Volksentscheid in Spanien

In politischer Sprache heißt das, dass die Bürger Spaniens in einem Referendum über die Ratifizierung der Verfassung entscheiden. Was bedeutet das genau? Und was ist die Europäische Verfassung überhaupt?

Die Mitgliedsstaaten der EU. Illulstration: WAS IST WAS-Band 113: Europa

Der "Vertrag über eine Verfassung für Europa" löst die bisherigen Regelungen über die Zusammenarbeit der EU-Mitgliedsstaaten ab. Bislang gab es den EG-Vertrag (Europäische Gemeinschaft) und den EU-Vertrag. Der EG-Vertrag stammt aus dem Jahr 1957 und war eine der ersten vertraglichen Vereinbarungen über die politische Zusammenarbeit in Europa. Mit dem EU-Vertrag (auch als Vertrag von Maastricht bekannt) wurde 1993 offiziell die "Europäische Union" gegründet.

EG- und EU-Vertrag waren Stufen auf dem Weg zu einer immer enger werdenden Zusammenarbeit der Völker Europas. Mit der Europäischen Verfassung soll dies nun noch besser geregelt werden. Eine Verfassung legt fest, wie ein Staat regiert und verwaltet wird.
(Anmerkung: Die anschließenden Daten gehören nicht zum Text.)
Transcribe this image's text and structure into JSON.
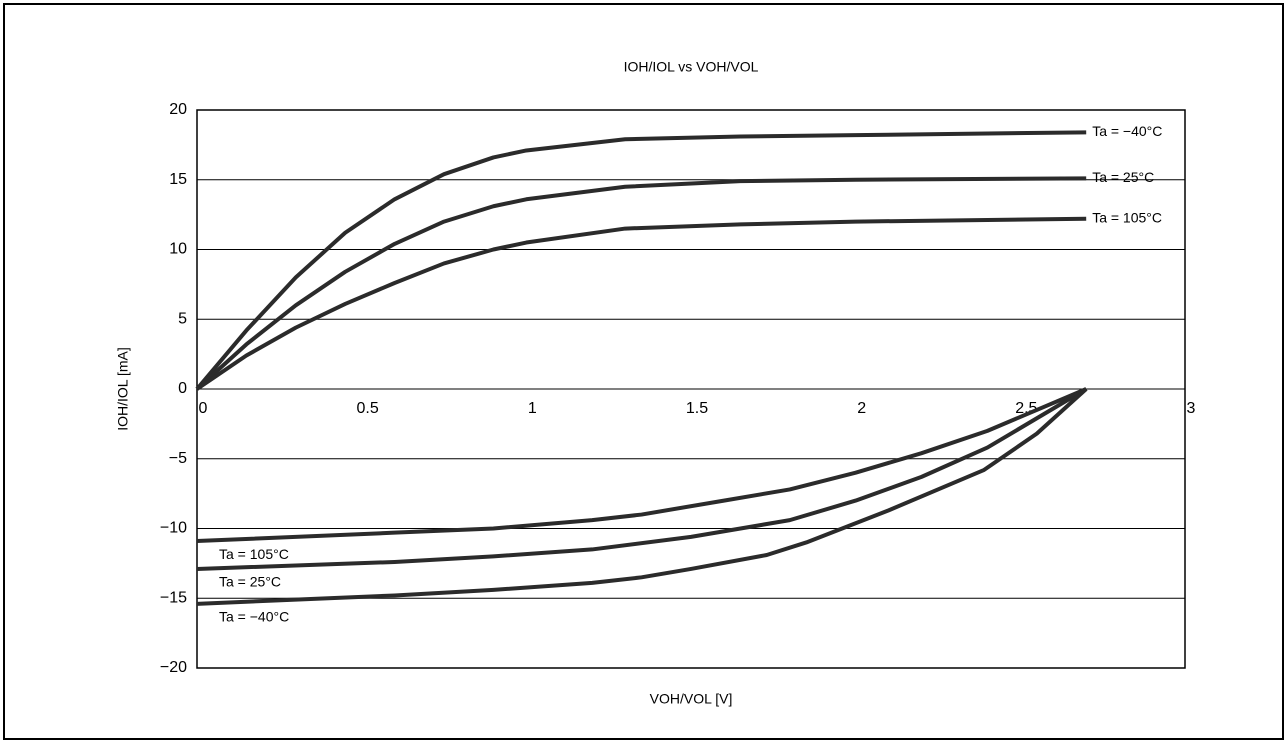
{
  "chart_data": {
    "type": "line",
    "title": "IOH/IOL vs VOH/VOL",
    "x_label": "VOH/VOL [V]",
    "y_label": "IOH/IOL [mA]",
    "xlim": [
      0,
      3
    ],
    "ylim": [
      -20,
      20
    ],
    "xticks": [
      0,
      0.5,
      1,
      1.5,
      2,
      2.5,
      3
    ],
    "yticks": [
      {
        "value": -20,
        "label": "−20"
      },
      {
        "value": -15,
        "label": "−15"
      },
      {
        "value": -10,
        "label": "−10"
      },
      {
        "value": -5,
        "label": "−5"
      },
      0,
      5,
      10,
      15,
      20
    ],
    "grid": true,
    "series": [
      {
        "name": "Ta = −40°C",
        "color": "#2b2b2b",
        "x": [
          0,
          0.15,
          0.3,
          0.45,
          0.6,
          0.75,
          0.9,
          1,
          1.3,
          1.65,
          2,
          2.7
        ],
        "values": [
          0,
          4.2,
          8,
          11.2,
          13.6,
          15.4,
          16.6,
          17.1,
          17.9,
          18.1,
          18.2,
          18.4
        ]
      },
      {
        "name": "Ta = 25°C",
        "color": "#2b2b2b",
        "x": [
          0,
          0.15,
          0.3,
          0.45,
          0.6,
          0.75,
          0.9,
          1,
          1.3,
          1.65,
          2,
          2.7
        ],
        "values": [
          0,
          3.2,
          6,
          8.4,
          10.4,
          12,
          13.1,
          13.6,
          14.5,
          14.9,
          15,
          15.1
        ]
      },
      {
        "name": "Ta = 105°C",
        "color": "#2b2b2b",
        "x": [
          0,
          0.15,
          0.3,
          0.45,
          0.6,
          0.75,
          0.9,
          1,
          1.3,
          1.65,
          2,
          2.7
        ],
        "values": [
          0,
          2.4,
          4.4,
          6.1,
          7.6,
          9,
          10,
          10.5,
          11.5,
          11.8,
          12,
          12.2
        ]
      },
      {
        "name": "Ta = 105°C",
        "color": "#2b2b2b",
        "x": [
          0,
          0.6,
          0.9,
          1.2,
          1.35,
          1.6,
          1.8,
          2,
          2.2,
          2.4,
          2.7
        ],
        "values": [
          -10.9,
          -10.3,
          -10,
          -9.4,
          -9,
          -8,
          -7.2,
          -6,
          -4.6,
          -3,
          0
        ]
      },
      {
        "name": "Ta = 25°C",
        "color": "#2b2b2b",
        "x": [
          0,
          0.6,
          0.9,
          1.2,
          1.5,
          1.8,
          2,
          2.2,
          2.4,
          2.7
        ],
        "values": [
          -12.9,
          -12.4,
          -12,
          -11.5,
          -10.6,
          -9.4,
          -8,
          -6.3,
          -4.2,
          0
        ]
      },
      {
        "name": "Ta = −40°C",
        "color": "#2b2b2b",
        "x": [
          0,
          0.3,
          0.6,
          0.9,
          1.2,
          1.35,
          1.5,
          1.73,
          1.85,
          2.1,
          2.39,
          2.55,
          2.7
        ],
        "values": [
          -15.4,
          -15.1,
          -14.8,
          -14.4,
          -13.9,
          -13.5,
          -12.9,
          -11.9,
          -11,
          -8.7,
          -5.8,
          -3.2,
          0
        ]
      }
    ]
  }
}
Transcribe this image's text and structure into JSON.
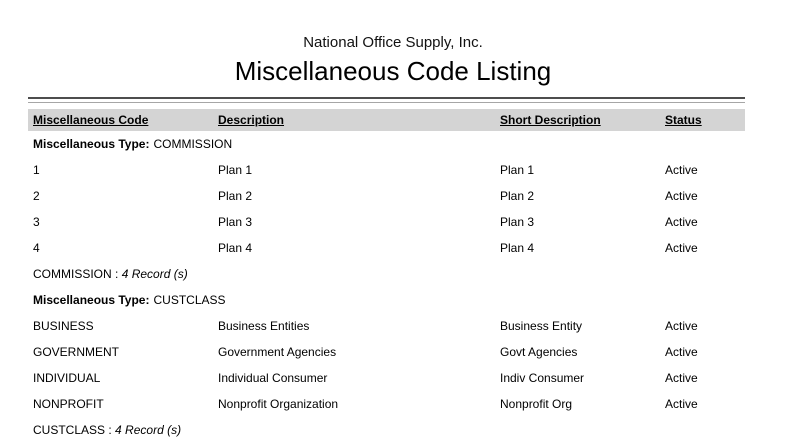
{
  "report": {
    "company": "National Office Supply, Inc.",
    "title": "Miscellaneous Code Listing",
    "columns": [
      "Miscellaneous Code",
      "Description",
      "Short Description",
      "Status"
    ],
    "groups": [
      {
        "type_label": "Miscellaneous Type:",
        "type_value": "COMMISSION",
        "rows": [
          {
            "code": "1",
            "description": "Plan 1",
            "short_description": "Plan 1",
            "status": "Active"
          },
          {
            "code": "2",
            "description": "Plan 2",
            "short_description": "Plan 2",
            "status": "Active"
          },
          {
            "code": "3",
            "description": "Plan 3",
            "short_description": "Plan 3",
            "status": "Active"
          },
          {
            "code": "4",
            "description": "Plan 4",
            "short_description": "Plan 4",
            "status": "Active"
          }
        ],
        "summary": {
          "name": "COMMISSION",
          "separator": " : ",
          "count": "4 Record (s)"
        }
      },
      {
        "type_label": "Miscellaneous Type:",
        "type_value": "CUSTCLASS",
        "rows": [
          {
            "code": "BUSINESS",
            "description": "Business Entities",
            "short_description": "Business Entity",
            "status": "Active"
          },
          {
            "code": "GOVERNMENT",
            "description": "Government Agencies",
            "short_description": "Govt Agencies",
            "status": "Active"
          },
          {
            "code": "INDIVIDUAL",
            "description": "Individual Consumer",
            "short_description": "Indiv Consumer",
            "status": "Active"
          },
          {
            "code": "NONPROFIT",
            "description": "Nonprofit Organization",
            "short_description": "Nonprofit Org",
            "status": "Active"
          }
        ],
        "summary": {
          "name": "CUSTCLASS",
          "separator": " : ",
          "count": "4 Record (s)"
        }
      }
    ],
    "colors": {
      "header_band": "#d4d4d4",
      "rule_dark": "#4d4d4d",
      "rule_light": "#a6a6a6"
    }
  }
}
Die Verfassung soll den anderen Völkern der Erde ein Zeichen geben, wie ernst die Zusammenarbeit der europäischen Staaten gemeint ist.

Ausgearbeitet wurde diese Verfassung vom Europäischen Konvent, einer Versammlung von Regierungsvertretern und Parlamentariern. Regierungsvertreter sind Menschen, die der momentanen Regierung eines Landes angehören, Parlamentarier sind Abgeordnete, die von den Wählern ihres Landes nach Brüssel ins EU-Parlament geschickt wurden.

Die Staats- und Regierungschefs sowie die Außenminister der EU-Länder in Rom. Foto: Wikipedia

Der ehemalige französische Staatspräsident Valéry Giscard dEstaing leitete den Konvent. Im Oktober 2004 wurde das Ergebnis der Arbeit in Rom von den Staats- und Regierungschefs sowie den Außenministern der EU-Staaten unterzeichnet. Damit haben sich die Politiker auf einen gemeinsamen Text geeinigt, den sie nun noch zu Hause in ihren jeweiligen Ländern zur Genehmigung vorlegen müssen.

Die Bürger sind der Staat

Damit dieser Vertrag auch für alle Mitgliedsstaaten der EU gilt, muss er in allen 25 Mitgliedsländern ratifiziert werden. Das Wort kommt aus dem Lateinischen und setzt sich zusammen aus "ratus"=gültig und "facere"=machen: etwas gültig machen. Ratifiziert werden müssen aber nur Verträge, die die Zusammenarbeit zwischen Staaten regeln, so genannte völkerrechtliche Verträge (wie etwa das Kyoto-Protokoll, Abrüstungsverträge oder eben die Europäische Verfassung).

Beschließt ein Staat und seine Bürger, bei so einem internationalen Vertrag mitzumachen,

dann müssen sie sich auch daran halten. Man kann sich die Ratifikation also wie die gemeinsame Unterschrift eines Volkes oder Staates unter einem Vertrag vorstellen.

In Spanien kommt die Ratifizierung durch ein Referendum zustande. Bei einem Referendum entscheidet das Volk über eine Entscheidung des nationalen Parlaments und kann sie bestätigen oder verwerfen. Das heißt, die Bevölkerung Spaniens stimmt darüber ab, ob die EU-Verfassung für Spanien gültig sein soll oder nicht.

Und in Deutschland?

Nicht in allen Staaten der EU sind Volksabstimmungen über die EU-Verfassung vorgesehen. In Deutschland genügt die Zustimmung von Bundesrat und Bundestag, das ist im Grundgesetz so festgelegt.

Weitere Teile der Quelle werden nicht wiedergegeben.